The taxpayers argued that the district court should not order the sale.
Code Section 7403 provides authority to the government to file suit to enforce its lien and force a sale of the liened property. There is no exception in Section 7403 that prevents its operation even though there are “innocent third-party” interest holders in the subject property that do not owe taxes to the IRS. The U.S. Supreme Court, in US v. Rodgers, 461 US 677 (1983), confirmed that the Code Section authorizes the sale of the whole property in these circumstances, and that the Supremacy Clause of the U.S. Constitution overrides any state law to the contrary that seeks to protect innocent third-party interest holders.
However, Code Section 7403 says the district court “may” order a forced sale, not “shall.” The Supreme Court in Rodgers acknowledged the district court has discretion to not order a sale, but that discretion is not unbridled and should be exercised only sparingly. It provided four factors for consideration in making this determination: (1) the prejudice to the government's interest as the result of a partial, rather than a total, sale, (2) whether the third party with a non-liable separate interest in the property would, in the normal course of events ... have a legally recognized expectation that that separate property would not be subject to forced sale by the delinquent taxpayer or his or her creditors, (3) the prejudice to the third party as the result of a total sale, and (4) the relative character and value of the non-liable and liable interests held in the property.
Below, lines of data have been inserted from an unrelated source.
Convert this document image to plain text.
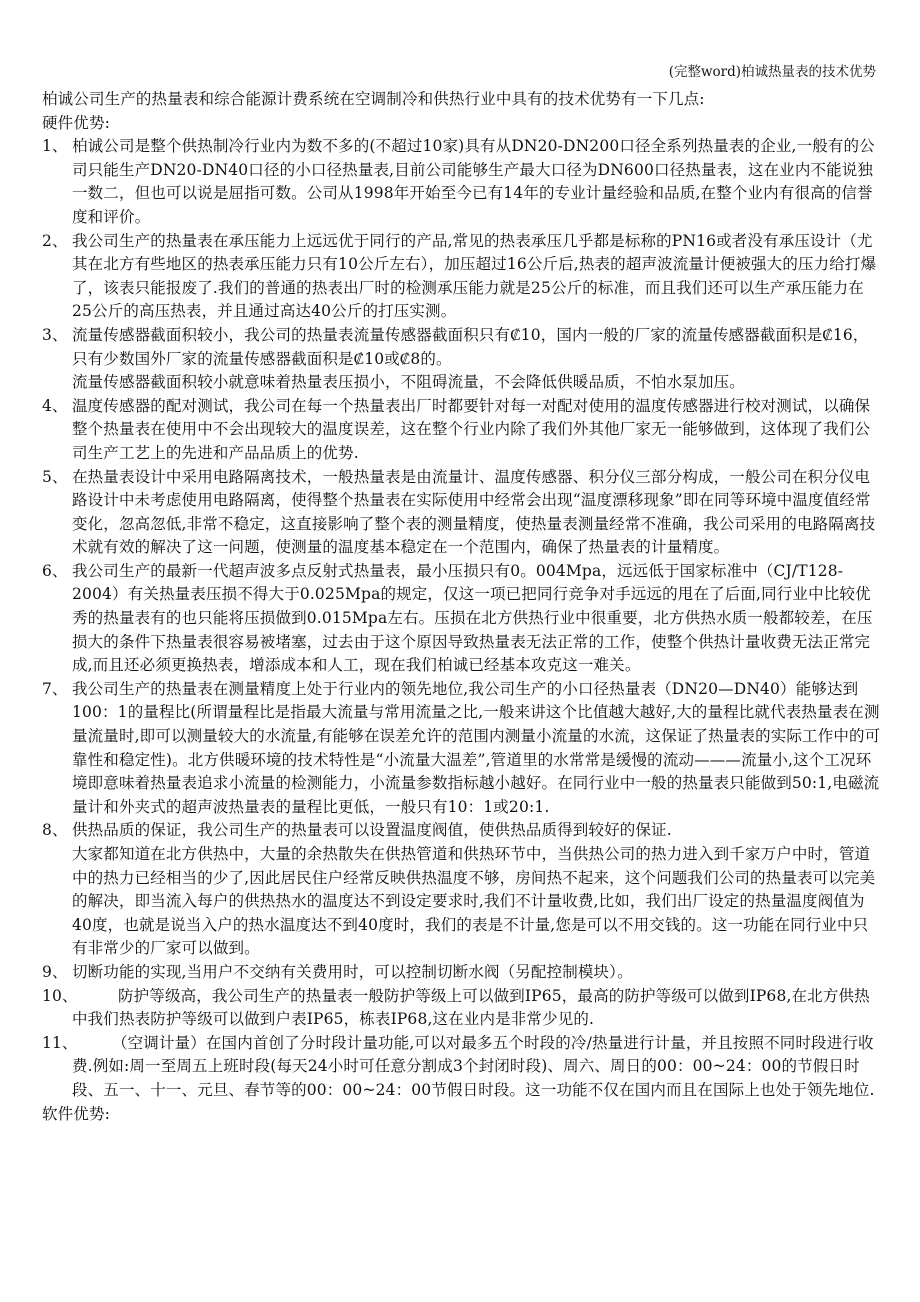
(完整word)柏诚热量表的技术优势
柏诚公司生产的热量表和综合能源计费系统在空调制冷和供热行业中具有的技术优势有一下几点:
硬件优势:
1、 柏诚公司是整个供热制冷行业内为数不多的(不超过10家)具有从DN20-DN200口径全系列热量表的企业,一般有的公司只能生产DN20-DN40口径的小口径热量表,目前公司能够生产最大口径为DN600口径热量表，这在业内不能说独一数二，但也可以说是屈指可数。公司从1998年开始至今已有14年的专业计量经验和品质,在整个业内有很高的信誉度和评价。
2、 我公司生产的热量表在承压能力上远远优于同行的产品,常见的热表承压几乎都是标称的PN16或者没有承压设计（尤其在北方有些地区的热表承压能力只有10公斤左右），加压超过16公斤后,热表的超声波流量计便被强大的压力给打爆了，该表只能报废了.我们的普通的热表出厂时的检测承压能力就是25公斤的标准，而且我们还可以生产承压能力在25公斤的高压热表，并且通过高达40公斤的打压实测。
3、 流量传感器截面积较小，我公司的热量表流量传感器截面积只有₡10，国内一般的厂家的流量传感器截面积是₡16，只有少数国外厂家的流量传感器截面积是₡10或₡8的。
流量传感器截面积较小就意味着热量表压损小，不阻碍流量，不会降低供暖品质，不怕水泵加压。
4、 温度传感器的配对测试，我公司在每一个热量表出厂时都要针对每一对配对使用的温度传感器进行校对测试，以确保整个热量表在使用中不会出现较大的温度误差，这在整个行业内除了我们外其他厂家无一能够做到，这体现了我们公司生产工艺上的先进和产品品质上的优势.
5、 在热量表设计中采用电路隔离技术，一般热量表是由流量计、温度传感器、积分仪三部分构成，一般公司在积分仪电路设计中未考虑使用电路隔离，使得整个热量表在实际使用中经常会出现“温度漂移现象”即在同等环境中温度值经常变化，忽高忽低,非常不稳定，这直接影响了整个表的测量精度，使热量表测量经常不准确，我公司采用的电路隔离技术就有效的解决了这一问题，使测量的温度基本稳定在一个范围内，确保了热量表的计量精度。
6、 我公司生产的最新一代超声波多点反射式热量表，最小压损只有0。004Mpa，远远低于国家标准中（CJ/T128-2004）有关热量表压损不得大于0.025Mpa的规定，仅这一项已把同行竞争对手远远的甩在了后面,同行业中比较优秀的热量表有的也只能将压损做到0.015Mpa左右。压损在北方供热行业中很重要，北方供热水质一般都较差，在压损大的条件下热量表很容易被堵塞，过去由于这个原因导致热量表无法正常的工作，使整个供热计量收费无法正常完成,而且还必须更换热表，增添成本和人工，现在我们柏诚已经基本攻克这一难关。
7、 我公司生产的热量表在测量精度上处于行业内的领先地位,我公司生产的小口径热量表（DN20—DN40）能够达到100：1的量程比(所谓量程比是指最大流量与常用流量之比,一般来讲这个比值越大越好,大的量程比就代表热量表在测量流量时,即可以测量较大的水流量,有能够在误差允许的范围内测量小流量的水流，这保证了热量表的实际工作中的可靠性和稳定性)。北方供暖环境的技术特性是“小流量大温差”,管道里的水常常是缓慢的流动———流量小,这个工况环境即意味着热量表追求小流量的检测能力，小流量参数指标越小越好。在同行业中一般的热量表只能做到50:1,电磁流量计和外夹式的超声波热量表的量程比更低，一般只有10：1或20:1.
8、 供热品质的保证，我公司生产的热量表可以设置温度阀值，使供热品质得到较好的保证.
大家都知道在北方供热中，大量的余热散失在供热管道和供热环节中，当供热公司的热力进入到千家万户中时，管道中的热力已经相当的少了,因此居民住户经常反映供热温度不够，房间热不起来，这个问题我们公司的热量表可以完美的解决，即当流入每户的供热热水的温度达不到设定要求时,我们不计量收费,比如，我们出厂设定的热量温度阀值为40度，也就是说当入户的热水温度达不到40度时，我们的表是不计量,您是可以不用交钱的。这一功能在同行业中只有非常少的厂家可以做到。
9、 切断功能的实现,当用户不交纳有关费用时，可以控制切断水阀（另配控制模块）。
10、	防护等级高，我公司生产的热量表一般防护等级上可以做到IP65，最高的防护等级可以做到IP68,在北方供热中我们热表防护等级可以做到户表IP65，栋表IP68,这在业内是非常少见的.
11、 （空调计量）在国内首创了分时段计量功能,可以对最多五个时段的冷/热量进行计量，并且按照不同时段进行收费.例如:周一至周五上班时段(每天24小时可任意分割成3个封闭时段)、周六、周日的00：00~24：00的节假日时段、五一、十一、元旦、春节等的00：00~24：00节假日时段。这一功能不仅在国内而且在国际上也处于领先地位.
软件优势:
The district court considered the four Rodgers factors, and determined to allow the sale to proceed. In so ruling, the court noted:
a. the government would be unduly prejudiced without a forced sale, since a partial sale is not viable;
b. the prejudice to Derek is minimal since he does not live on the premises and will receive 50% of the sale proceeds - further Derek could bid on the sale to either buy the full property himself or attempt to bid up the ultimate purchase price; and
c. as a 50/50 ownership split, the relative ownership considerations weighed in favor of neither party.